EPA Overlooking Testing and Regulations of Nanochemicals

As the nanotechnology sector expands, the U.S. Environmental Protection Agency (EPA) has not kept pace with oversight controls. Despite work to develop research strategies and priorities, the agency has not proposed any actual regulatory program for nanotech materials.

EPA has developed an agency research strategy and participated in setting national research priorities as part of the National Nanotechology Initiative (NNI) of the presidential National Science and Technology Council (NSTC). EPA's only proposal for control over the production and use of this new technology is a voluntary stewardship program. EPA has also proposed requiring no new review for nanochemicals whose "normal" chemical has already been reviewed under the Toxic Substances Control Act (TSCA).

Nanotechnology is the ability to measure, see, manipulate and manufacture things usually between one and 100 nanometers, a "near atomic" scale, with a myriad of potentially beneficial applications. Already incorporated into billions of dollars worth of products, the possible adverse impacts of this radically different material is mostly unknown. Governmental oversight of nanomaterials has been lagging far behind industrial production. Of particular concern is what significant health and environmental risks, if any, do nanomaterials pose on both ends of the lifecycle: production and decomposition.

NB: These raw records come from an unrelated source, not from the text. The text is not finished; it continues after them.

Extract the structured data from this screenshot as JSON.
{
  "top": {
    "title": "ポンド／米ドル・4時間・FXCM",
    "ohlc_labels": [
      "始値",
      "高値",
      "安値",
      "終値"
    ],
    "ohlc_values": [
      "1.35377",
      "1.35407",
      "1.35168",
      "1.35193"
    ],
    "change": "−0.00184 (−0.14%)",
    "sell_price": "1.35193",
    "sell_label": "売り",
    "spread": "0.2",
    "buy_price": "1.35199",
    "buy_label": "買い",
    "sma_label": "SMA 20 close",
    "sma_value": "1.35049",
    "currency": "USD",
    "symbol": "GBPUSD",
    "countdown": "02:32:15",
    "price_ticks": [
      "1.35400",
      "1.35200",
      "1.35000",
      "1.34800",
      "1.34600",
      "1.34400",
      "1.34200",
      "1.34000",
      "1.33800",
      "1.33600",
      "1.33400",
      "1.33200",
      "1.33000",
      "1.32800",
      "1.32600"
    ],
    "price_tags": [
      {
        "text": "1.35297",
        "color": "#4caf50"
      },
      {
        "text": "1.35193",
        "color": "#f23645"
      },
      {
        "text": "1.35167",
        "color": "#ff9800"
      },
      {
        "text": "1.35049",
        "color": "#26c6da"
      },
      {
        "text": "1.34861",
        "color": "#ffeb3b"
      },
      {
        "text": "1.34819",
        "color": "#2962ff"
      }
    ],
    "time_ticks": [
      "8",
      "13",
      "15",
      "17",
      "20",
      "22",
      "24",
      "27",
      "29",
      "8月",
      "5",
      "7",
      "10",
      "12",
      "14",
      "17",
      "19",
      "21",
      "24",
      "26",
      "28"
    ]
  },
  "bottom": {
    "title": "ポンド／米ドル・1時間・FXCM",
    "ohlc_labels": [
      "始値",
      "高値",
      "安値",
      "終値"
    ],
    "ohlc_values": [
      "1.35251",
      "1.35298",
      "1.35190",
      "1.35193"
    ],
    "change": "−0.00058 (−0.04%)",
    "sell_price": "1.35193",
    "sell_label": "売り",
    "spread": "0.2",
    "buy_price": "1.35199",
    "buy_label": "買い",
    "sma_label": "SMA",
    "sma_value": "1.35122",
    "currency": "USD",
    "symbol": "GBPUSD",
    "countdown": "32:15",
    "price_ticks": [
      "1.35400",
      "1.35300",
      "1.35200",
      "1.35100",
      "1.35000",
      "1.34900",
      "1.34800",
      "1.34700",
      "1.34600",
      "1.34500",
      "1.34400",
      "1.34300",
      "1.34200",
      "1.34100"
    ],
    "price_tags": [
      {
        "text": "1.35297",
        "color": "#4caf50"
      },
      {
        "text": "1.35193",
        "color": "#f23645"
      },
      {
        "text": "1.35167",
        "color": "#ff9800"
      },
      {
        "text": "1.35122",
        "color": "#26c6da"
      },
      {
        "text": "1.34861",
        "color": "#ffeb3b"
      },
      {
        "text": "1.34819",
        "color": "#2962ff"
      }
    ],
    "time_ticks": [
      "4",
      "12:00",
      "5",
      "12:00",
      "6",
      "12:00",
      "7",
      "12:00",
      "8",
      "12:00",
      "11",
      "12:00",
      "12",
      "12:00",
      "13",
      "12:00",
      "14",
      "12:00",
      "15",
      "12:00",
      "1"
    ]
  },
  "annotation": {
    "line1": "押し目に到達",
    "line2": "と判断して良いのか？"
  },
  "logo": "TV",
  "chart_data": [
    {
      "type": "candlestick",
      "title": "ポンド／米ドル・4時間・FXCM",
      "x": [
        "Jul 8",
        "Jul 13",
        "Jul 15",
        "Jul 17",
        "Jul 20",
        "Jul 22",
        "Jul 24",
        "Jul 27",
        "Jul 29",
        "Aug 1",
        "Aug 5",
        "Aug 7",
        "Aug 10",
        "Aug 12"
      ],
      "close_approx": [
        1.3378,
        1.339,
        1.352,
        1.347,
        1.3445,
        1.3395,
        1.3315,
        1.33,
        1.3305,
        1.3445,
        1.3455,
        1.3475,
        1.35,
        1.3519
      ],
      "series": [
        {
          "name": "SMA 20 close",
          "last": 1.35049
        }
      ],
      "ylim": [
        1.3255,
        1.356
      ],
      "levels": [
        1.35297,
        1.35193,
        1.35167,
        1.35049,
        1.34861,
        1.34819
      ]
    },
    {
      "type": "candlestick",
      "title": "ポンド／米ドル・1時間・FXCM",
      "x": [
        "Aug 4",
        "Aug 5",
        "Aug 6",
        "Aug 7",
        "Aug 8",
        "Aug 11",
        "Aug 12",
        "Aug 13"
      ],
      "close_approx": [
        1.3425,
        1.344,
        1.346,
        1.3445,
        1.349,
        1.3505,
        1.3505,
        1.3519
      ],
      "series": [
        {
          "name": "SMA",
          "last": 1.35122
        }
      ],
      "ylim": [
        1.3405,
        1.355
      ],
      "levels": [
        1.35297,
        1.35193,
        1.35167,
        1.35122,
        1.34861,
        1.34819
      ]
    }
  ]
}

In a step toward stronger management, on Aug. 16, the National Nanotechonology Coordination Office (NNCO) of NSTC released a list of federal research priorities addressing the environmental, health and safety concerns for nanotechnology. Prioritization of Environmental, Health and Safety Research Needs for Engineered Materials identified top priorities within the following five research areas: scientific methodology, human health, the environment, exposure and risk management. The priorities include developing methods to detect nanomaterials on the biological level, standardizing assessment of particle attributes, identifying principal environmental exposure sources and groups vulnerable to exposure and development of workplace best practices.

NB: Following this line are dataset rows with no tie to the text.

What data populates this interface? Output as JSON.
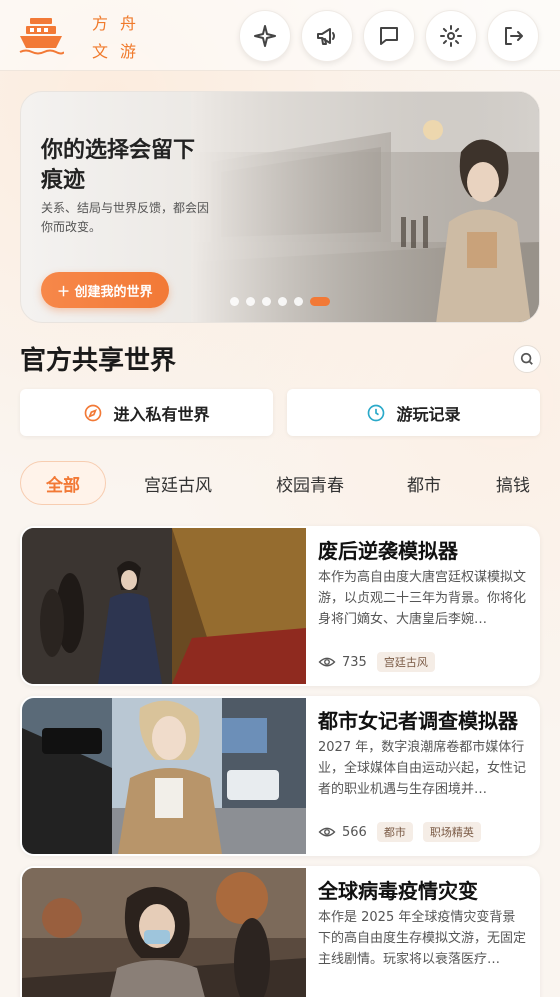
{
  "app": {
    "logo_chars": [
      "方",
      "舟",
      "文",
      "游"
    ],
    "brand_color": "#f27936"
  },
  "header_buttons": [
    {
      "icon": "sparkle-icon"
    },
    {
      "icon": "megaphone-icon"
    },
    {
      "icon": "chat-icon"
    },
    {
      "icon": "gear-icon"
    },
    {
      "icon": "logout-icon"
    }
  ],
  "banner": {
    "title": "你的选择会留下痕迹",
    "subtitle": "关系、结局与世界反馈，都会因你而改变。",
    "create_label": "＋ 创建我的世界",
    "slides_total": 6,
    "active_slide": 6
  },
  "section": {
    "title": "官方共享世界"
  },
  "actions": {
    "private_world": "进入私有世界",
    "history": "游玩记录"
  },
  "tabs": [
    "全部",
    "宫廷古风",
    "校园青春",
    "都市",
    "搞钱"
  ],
  "cards": [
    {
      "title": "废后逆袭模拟器",
      "desc": "本作为高自由度大唐宫廷权谋模拟文游，以贞观二十三年为背景。你将化身将门嫡女、大唐皇后李婉…",
      "views": "735",
      "tags": [
        "宫廷古风"
      ]
    },
    {
      "title": "都市女记者调查模拟器",
      "desc": "2027 年，数字浪潮席卷都市媒体行业，全球媒体自由运动兴起，女性记者的职业机遇与生存困境并…",
      "views": "566",
      "tags": [
        "都市",
        "职场精英"
      ]
    },
    {
      "title": "全球病毒疫情灾变",
      "desc": "本作是 2025 年全球疫情灾变背景下的高自由度生存模拟文游，无固定主线剧情。玩家将以衰落医疗…",
      "views": "",
      "tags": []
    }
  ]
}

While this document is an improvement on previous research agendas, some experts want immediate government action to ensure the safe development and use of nanotech products, not just research. Andrew Maynard, chief science adviser for the Project on Emerging Nanotechonologies of the Woodrow Wilson International Center for Scholars said, "I would give the federal government a B+ for effort, but only a C- for achievement."

The Nanoscale Materials Stewardship Program (NMSP), under which companies agree to share information about nanomaterials and participate in a risk management plan, has also received criticism. J. Clarence Davies, Emerging Nanotechnologies Senior Advisor, sees NMSP as flawed since "the agency has signaled that real regulation is a long way off, and may never happen," which acts as a participatory disincentive. In his May 2007 report, EPA and Nanotechnology: Oversight for the 21st Century, Davies called for a voluntary program in the context of a strong regulatory framework.

Even though experts agree that many questions about impacts from nanotechnology remain unanswered, EPA's July paper, TSCA Inventory Status of Nanoscale Substances, treats nanochemicals the same as their traditional chemical counterparts. This approach exempts the new nanotech versions of chemicals from pre-manufacture EPA review if the chemical, in its traditional non-nanotech form, is already on the TSCA Inventory. Davies, who also authored the original administrative version of TSCA, explains that this is a legal quandary, not a scientific one. TSCA's legal definition of a chemical substance, created in 1976, could not have imagined size as a distinguishing attribute and unintentionally failed to include this limitation. Nanotechnology has changed those parameters, and in Davies' opinion, EPA's disregard in the July paper for this new reality "flies in the face of the vast majority of scientific evidence."

"Every day that EPA is not exercisizing some kind of oversight on nanomaterials is another day when the American public is involuntarily participating in a huge experiment to see whether nanotechnology poses any threat to health or the environment," Davis said at an Aug. 2 public meeting. "It is another day when the agency is not giving the public the protection it should have."

Prioritization of Environmental, Health and Safety Research Needs for Engineered Materials is open for public comment until Sept. 17.